On a related note, inserting

define( 'AUTOSAVE_INTERVAL', 60 ); // Seconds

in wp-config.php changes the autosave interval (default is 60 seconds).

Edit: Fixed in V1.9.3 thanks to patch submitted by Sean Leavey – time is now configurable.

Checking out SVN in a new directory and getting a ‘working copy too old’ (or similar) error

Had a situation today where we were trying to check out a SVN repository and kept getting

Check Out: Cleanup with an older 1.7 client before upgrading with this client

both with SmartSVN and the OSX command line svn – into a new clean directory.

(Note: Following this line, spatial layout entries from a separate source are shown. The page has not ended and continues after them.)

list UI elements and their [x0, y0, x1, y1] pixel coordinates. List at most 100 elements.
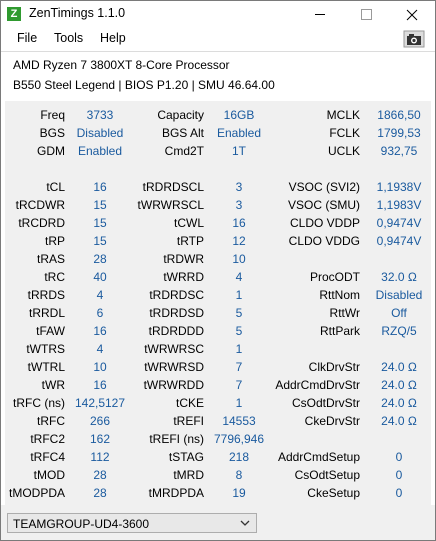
- twrwrsc-value: 1: [235, 342, 243, 356]
- tcke-value: 1: [235, 396, 243, 410]
- csodtsetup-value: 0: [395, 468, 403, 482]
- tfaw-value: 16: [93, 324, 107, 338]
- uclk-label: UCLK: [327, 144, 360, 158]
- trefi-value: 14553: [222, 414, 256, 428]
- clkdrvstr-label: ClkDrvStr: [308, 360, 360, 374]
- csodtsetup-label: CsOdtSetup: [294, 468, 360, 482]
- procodt-value: 32.0 Ω: [381, 270, 417, 284]
- camera-icon: [403, 30, 425, 48]
- vsoc-svi2-value: 1,1938V: [376, 180, 422, 194]
- zentimings-app-icon: Z: [7, 7, 21, 21]
- cldo-vddg-label: CLDO VDDG: [288, 234, 360, 248]
- trefi-ns-value: 7796,946: [213, 432, 265, 446]
- trp-value: 15: [93, 234, 107, 248]
- trdwr-label: tRDWR: [163, 252, 204, 266]
- rttwr-label: RttWr: [329, 306, 360, 320]
- twrwrsd-value: 7: [235, 360, 243, 374]
- tmrdpda-value: 19: [232, 486, 246, 500]
- tmrd-value: 8: [235, 468, 243, 482]
- twrwrdd-label: tWRWRDD: [143, 378, 204, 392]
- vsoc-svi2-label: VSOC (SVI2): [288, 180, 360, 194]
- app-window: Z ZenTimings 1.1.0 File Tools Help AMD R…: [0, 0, 436, 541]
- menu-file[interactable]: File: [17, 31, 37, 45]
- csodtdrvstr-label: CsOdtDrvStr: [291, 396, 360, 410]
- mclk-value: 1866,50: [377, 108, 421, 122]
- ckesetup-label: CkeSetup: [307, 486, 360, 500]
- window-title: ZenTimings 1.1.0: [29, 6, 126, 20]
- trdrdscl-label: tRDRDSCL: [142, 180, 204, 194]
- addrcmddrvstr-value: 24.0 Ω: [381, 378, 417, 392]
- trfc-value: 266: [89, 414, 111, 428]
- rttnom-value: Disabled: [375, 288, 423, 302]
- trfc2-value: 162: [89, 432, 111, 446]
- trcdwr-value: 15: [93, 198, 107, 212]
- twrrd-value: 4: [235, 270, 243, 284]
- memory-profile-select[interactable]: TEAMGROUP-UD4-3600: [7, 513, 257, 533]
- procodt-label: ProcODT: [309, 270, 360, 284]
- tcl-value: 16: [93, 180, 107, 194]
- menu-tools[interactable]: Tools: [54, 31, 83, 45]
- cpu-name: AMD Ryzen 7 3800XT 8-Core Processor: [13, 58, 230, 72]
- fclk-label: FCLK: [329, 126, 360, 140]
- trdrdsc-label: tRDRDSC: [149, 288, 204, 302]
- vsoc-smu-label: VSOC (SMU): [288, 198, 360, 212]
- memory-profile-value: TEAMGROUP-UD4-3600: [13, 517, 150, 531]
- ckedrvstr-label: CkeDrvStr: [304, 414, 360, 428]
- tmodpda-value: 28: [93, 486, 107, 500]
- maximize-button[interactable]: [343, 1, 389, 28]
- tmodpda-label: tMODPDA: [8, 486, 65, 500]
- trtp-value: 12: [232, 234, 246, 248]
- chevron-down-icon: [240, 520, 250, 526]
- twrwrdd-value: 7: [235, 378, 243, 392]
- trfc-ns-value: 142,5127: [74, 396, 126, 410]
- close-button[interactable]: [389, 1, 435, 28]
- trefi-ns-label: tREFI (ns): [149, 432, 204, 446]
- twtrs-value: 4: [96, 342, 104, 356]
- twr-value: 16: [93, 378, 107, 392]
- tras-value: 28: [93, 252, 107, 266]
- menu-bar: File Tools Help: [1, 28, 435, 50]
- capacity-value: 16GB: [223, 108, 255, 122]
- twrwrscl-value: 3: [235, 198, 243, 212]
- twtrl-value: 10: [93, 360, 107, 374]
- trrds-value: 4: [96, 288, 104, 302]
- title-bar[interactable]: Z ZenTimings 1.1.0: [1, 1, 435, 28]
- addrcmdsetup-label: AddrCmdSetup: [277, 450, 360, 464]
- gdm-value: Enabled: [77, 144, 123, 158]
- ckedrvstr-value: 24.0 Ω: [381, 414, 417, 428]
- addrcmdsetup-value: 0: [395, 450, 403, 464]
- fclk-value: 1799,53: [377, 126, 421, 140]
- vsoc-smu-value: 1,1983V: [376, 198, 422, 212]
- capacity-label: Capacity: [157, 108, 204, 122]
- menu-help[interactable]: Help: [100, 31, 126, 45]
- minimize-button[interactable]: [297, 1, 343, 28]
- twrrd-label: tWRRD: [163, 270, 204, 284]
- twrwrsc-label: tWRWRSC: [144, 342, 204, 356]
- trfc-ns-label: tRFC (ns): [13, 396, 65, 410]
- footer: TEAMGROUP-UD4-3600: [1, 505, 435, 540]
- trdrddd-value: 5: [235, 324, 243, 338]
- screenshot-button[interactable]: [403, 30, 425, 48]
- board-info: B550 Steel Legend | BIOS P1.20 | SMU 46.…: [13, 78, 275, 92]
- rttwr-value: Off: [391, 306, 407, 320]
- trcdwr-label: tRCDWR: [15, 198, 65, 212]
- trcdrd-value: 15: [93, 216, 107, 230]
- csodtdrvstr-value: 24.0 Ω: [381, 396, 417, 410]
- freq-value: 3733: [86, 108, 114, 122]
- trfc4-value: 112: [90, 450, 110, 464]
- cldo-vddp-label: CLDO VDDP: [289, 216, 360, 230]
- trdwr-value: 10: [232, 252, 246, 266]
- twrwrsd-label: tWRWRSD: [144, 360, 204, 374]
- bgs-alt-value: Enabled: [216, 126, 262, 140]
- trcdrd-label: tRCDRD: [18, 216, 65, 230]
- minimize-icon: [315, 14, 325, 15]
- tmrdpda-label: tMRDPDA: [148, 486, 204, 500]
- timings-panel: Freq 3733 Capacity 16GB MCLK 1866,50 BGS Disabl…: [5, 101, 431, 505]
- addrcmddrvstr-label: AddrCmdDrvStr: [275, 378, 360, 392]
- cldo-vddg-value: 0,9474V: [376, 234, 422, 248]
- trc-value: 40: [93, 270, 107, 284]
- cldo-vddp-value: 0,9474V: [376, 216, 422, 230]
- close-icon: [406, 9, 418, 20]
- trdrddd-label: tRDRDDD: [148, 324, 204, 338]
- trrdl-value: 6: [96, 306, 104, 320]
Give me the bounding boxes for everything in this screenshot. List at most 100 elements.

The problem turned out to be an old .svn metadata folder in the directory above which should have been deleted when rearranging folders. This seemed not to affect existing working copies below this, but it looks like it did cause problems with creating new working copies. Deleting the rogue .svn directory made things work.

Office 365 install without activating

If you need to install Office 365 on a user’s laptop but not activate it (because you can only do it five times yourself), read on…

Get the deployment tool (link for Office 365 2016)

https://www.microsoft.com/en-us/download/details.aspx?id=49117

Run the executable – this will extract the setup.exe and configuration.xml files. Put these in a handy directory.

The default configuration.xml should be ok for downloading the installation sources (32-bit Office and Visio). Run setup.exe /download – this will download the office sources to a subdirectory Office\Data (there’s about 1.25 Gb of files). Note there is no progress indicator!

To install, edit the configuration.xml file to uncomment and change the Display option as follows;

<Display Level="None" AcceptEULA="FALSE" />

Run the setup tool again to install:

setup.exe /configure

(If no other options are given it will use the configuration.xml in the same directory and the install data sources in the Office\Data subdirectory).

Note: no progress is shown, except for the setup program eventually exiting.

This should result in a default install of Office and Visio, ready to be activated on first run.

If you are doing this for a system image, do not run any of the Office programs! Even if you cancel the activation dialog and exit, it still generates a unique ID for the install that you probably don’t want to clone.

To see the various other things the tool can do see the documentation linked from the download page. (One interesting thing – you apparently can install a version that allows multiple people on a system to use Office without it counting against their 5-system limit, such as on a terminal server. In this case we’d probably use the Office 2016 install activated against the KMS server, but someone might find this useful).

Volume licenced Office 2016 Repeated Activation Prompts

Had a situation that seems to be fairly common – get laptop, uninstall “Get Office” program, install Office 2016 and activate using KMS server, which seems to work fine. Then when you fire up one of the programs you get the “Lets get started” screen. You can close this and it works ok, but it is annoying.

To fix this see https://support.microsoft.com/en-us/kb/3170450 (deleting a couple of registry keys that make Office think it’s still in OEM mode).

HKEY_LOCAL_MACHINE\SOFTWARE\Wow6432Node\Microsoft\Office\16.0\Common\OEM

HKEY_LOCAL_MACHINE\SOFTWARE\Microsoft\Office\16.0\Common\OEM

Dell OMSA install on Server 2012 R2 issues

  • Did install first as network admin – couldn’t get page to display and update patch (from 7.4.0 to 7.4.0.2) didn’t complete. Scrubbed and reinstalled as local admin – no problems.
  • firewall exception may be required for remote access.
  • https listener warning isn’t relevant for the https web interface!
  • send test email button didn’t work in ie11, does in chrome.